Edwards S A, Rundell A Y, Adamson E D
Cancer Research Center, La Jolla Cancer Research Foundation, California 92037.
Dev Biol. 1988 Sep;129(1):91-102. doi: 10.1016/0012-1606(88)90164-9.
To test the putative role of c-fos in F9 differentiation, we have attempted to inhibit c-fos expression in these cells using an SV40-based expression vector (pSVneo-sof) that programs expression of c-fos antisense (sof) sequences as a 3' extension of a neo mRNA transcript. Of six G418-resistant clones isolated in transfection experiments, five expressed neo-sof transcripts. Two clones synthesized polyadenylated mRNA of the expected size (3.8 kb), two were smaller than expected, and one was larger. Two clones that expressed reduced levels of c-fos protein were inhibited in the induction of laminin, type IV collagen, and proteoglycan-19 RNA transcripts measured after 4 days of differentiation induction with RA and dibutyryl cyclic AMP. Also inhibited was the induction of the differentiation markers, TROMA-1 and TROMA-3. Antisense-expressing cells were not inhibited in the differentiation pathway to visceral endoderm since the alpha-fetoprotein gene was activated normally. We conclude that c-fos antisense expression inhibits some aspects of differentiation in F9 cells.

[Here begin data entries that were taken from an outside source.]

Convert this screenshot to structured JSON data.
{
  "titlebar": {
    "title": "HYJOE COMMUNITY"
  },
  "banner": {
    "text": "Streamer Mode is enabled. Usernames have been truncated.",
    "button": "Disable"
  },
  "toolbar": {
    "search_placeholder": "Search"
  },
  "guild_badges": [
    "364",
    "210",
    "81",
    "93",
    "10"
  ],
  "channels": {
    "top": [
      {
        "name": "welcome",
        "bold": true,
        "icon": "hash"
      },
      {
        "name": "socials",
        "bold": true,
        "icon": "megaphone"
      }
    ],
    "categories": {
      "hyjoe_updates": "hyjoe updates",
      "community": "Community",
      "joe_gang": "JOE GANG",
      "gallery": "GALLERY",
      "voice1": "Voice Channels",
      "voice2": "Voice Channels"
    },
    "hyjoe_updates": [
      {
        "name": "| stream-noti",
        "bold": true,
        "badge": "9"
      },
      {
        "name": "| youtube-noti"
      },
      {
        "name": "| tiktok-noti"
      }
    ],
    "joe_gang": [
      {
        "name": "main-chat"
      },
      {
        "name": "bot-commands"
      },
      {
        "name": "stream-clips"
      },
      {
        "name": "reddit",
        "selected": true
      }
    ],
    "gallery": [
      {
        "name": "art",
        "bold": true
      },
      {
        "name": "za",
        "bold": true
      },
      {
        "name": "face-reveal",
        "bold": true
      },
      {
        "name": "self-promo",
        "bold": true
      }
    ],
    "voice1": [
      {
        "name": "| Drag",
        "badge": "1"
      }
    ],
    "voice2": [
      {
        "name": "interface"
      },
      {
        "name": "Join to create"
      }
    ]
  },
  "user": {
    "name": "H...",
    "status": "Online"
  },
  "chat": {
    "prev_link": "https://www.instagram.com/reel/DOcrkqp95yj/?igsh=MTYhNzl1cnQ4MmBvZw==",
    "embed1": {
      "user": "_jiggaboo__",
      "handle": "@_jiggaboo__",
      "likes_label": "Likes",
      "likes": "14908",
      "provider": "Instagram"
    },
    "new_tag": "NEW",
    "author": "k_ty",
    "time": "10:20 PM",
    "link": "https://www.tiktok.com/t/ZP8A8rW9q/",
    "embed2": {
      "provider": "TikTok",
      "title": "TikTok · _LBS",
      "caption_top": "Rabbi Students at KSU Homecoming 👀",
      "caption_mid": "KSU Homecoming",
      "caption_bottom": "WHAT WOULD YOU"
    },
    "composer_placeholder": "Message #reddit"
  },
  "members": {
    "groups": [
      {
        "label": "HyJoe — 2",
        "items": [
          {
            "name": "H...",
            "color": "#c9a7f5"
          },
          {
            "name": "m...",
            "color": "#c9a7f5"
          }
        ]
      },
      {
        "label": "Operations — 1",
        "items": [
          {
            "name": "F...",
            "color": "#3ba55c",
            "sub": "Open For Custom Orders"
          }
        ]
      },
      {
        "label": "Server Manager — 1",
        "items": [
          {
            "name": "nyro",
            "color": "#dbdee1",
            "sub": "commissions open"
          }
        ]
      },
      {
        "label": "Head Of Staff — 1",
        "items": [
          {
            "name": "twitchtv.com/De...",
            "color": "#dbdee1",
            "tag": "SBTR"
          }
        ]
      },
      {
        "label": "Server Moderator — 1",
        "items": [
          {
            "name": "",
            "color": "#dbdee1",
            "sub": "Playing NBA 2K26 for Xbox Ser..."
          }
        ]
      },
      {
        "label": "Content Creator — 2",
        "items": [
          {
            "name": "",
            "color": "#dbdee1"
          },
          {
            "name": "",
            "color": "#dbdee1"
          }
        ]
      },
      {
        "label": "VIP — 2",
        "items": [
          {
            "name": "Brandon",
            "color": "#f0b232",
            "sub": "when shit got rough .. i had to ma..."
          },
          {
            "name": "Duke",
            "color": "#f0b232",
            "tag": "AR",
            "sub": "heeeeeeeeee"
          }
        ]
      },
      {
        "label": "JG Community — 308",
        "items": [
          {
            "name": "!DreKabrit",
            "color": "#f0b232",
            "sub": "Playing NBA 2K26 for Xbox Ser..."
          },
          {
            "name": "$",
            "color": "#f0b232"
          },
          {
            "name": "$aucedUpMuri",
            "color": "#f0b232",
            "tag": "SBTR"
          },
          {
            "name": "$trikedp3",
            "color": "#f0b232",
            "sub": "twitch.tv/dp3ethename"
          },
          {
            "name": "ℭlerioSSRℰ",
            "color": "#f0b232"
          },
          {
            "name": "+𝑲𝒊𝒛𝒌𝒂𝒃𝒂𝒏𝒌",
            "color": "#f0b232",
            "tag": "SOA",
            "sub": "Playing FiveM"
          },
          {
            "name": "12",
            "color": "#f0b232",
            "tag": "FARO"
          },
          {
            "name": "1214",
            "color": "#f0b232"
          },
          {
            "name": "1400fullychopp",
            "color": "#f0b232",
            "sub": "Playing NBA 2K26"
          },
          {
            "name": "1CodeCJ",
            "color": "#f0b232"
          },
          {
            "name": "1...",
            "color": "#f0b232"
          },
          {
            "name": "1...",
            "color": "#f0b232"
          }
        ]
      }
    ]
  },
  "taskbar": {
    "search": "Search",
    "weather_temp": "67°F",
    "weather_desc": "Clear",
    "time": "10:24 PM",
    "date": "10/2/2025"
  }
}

为了测试c-fos在F9细胞分化中的假定作用,我们尝试使用基于SV40的表达载体(pSVneo-sof)抑制这些细胞中的c-fos表达,该载体可将c-fos反义(sof)序列作为neo mRNA转录本的3'延伸进行表达。在转染实验中分离出的6个G418抗性克隆中,有5个表达了neo-sof转录本。两个克隆合成了预期大小(3.8 kb)的多聚腺苷酸化mRNA,两个比预期的小,一个比预期的大。在用视黄酸(RA)和二丁酰环磷酸腺苷诱导分化4天后,两个表达c-fos蛋白水平降低的克隆在层粘连蛋白、IV型胶原蛋白和蛋白聚糖-19 RNA转录本的诱导中受到抑制。分化标志物TROMA-1和TROMA-3的诱导也受到抑制。由于甲胎蛋白基因正常激活,反义表达细胞在内胚层分化途径中未受到抑制。我们得出结论,c-fos反义表达抑制了F9细胞分化的某些方面。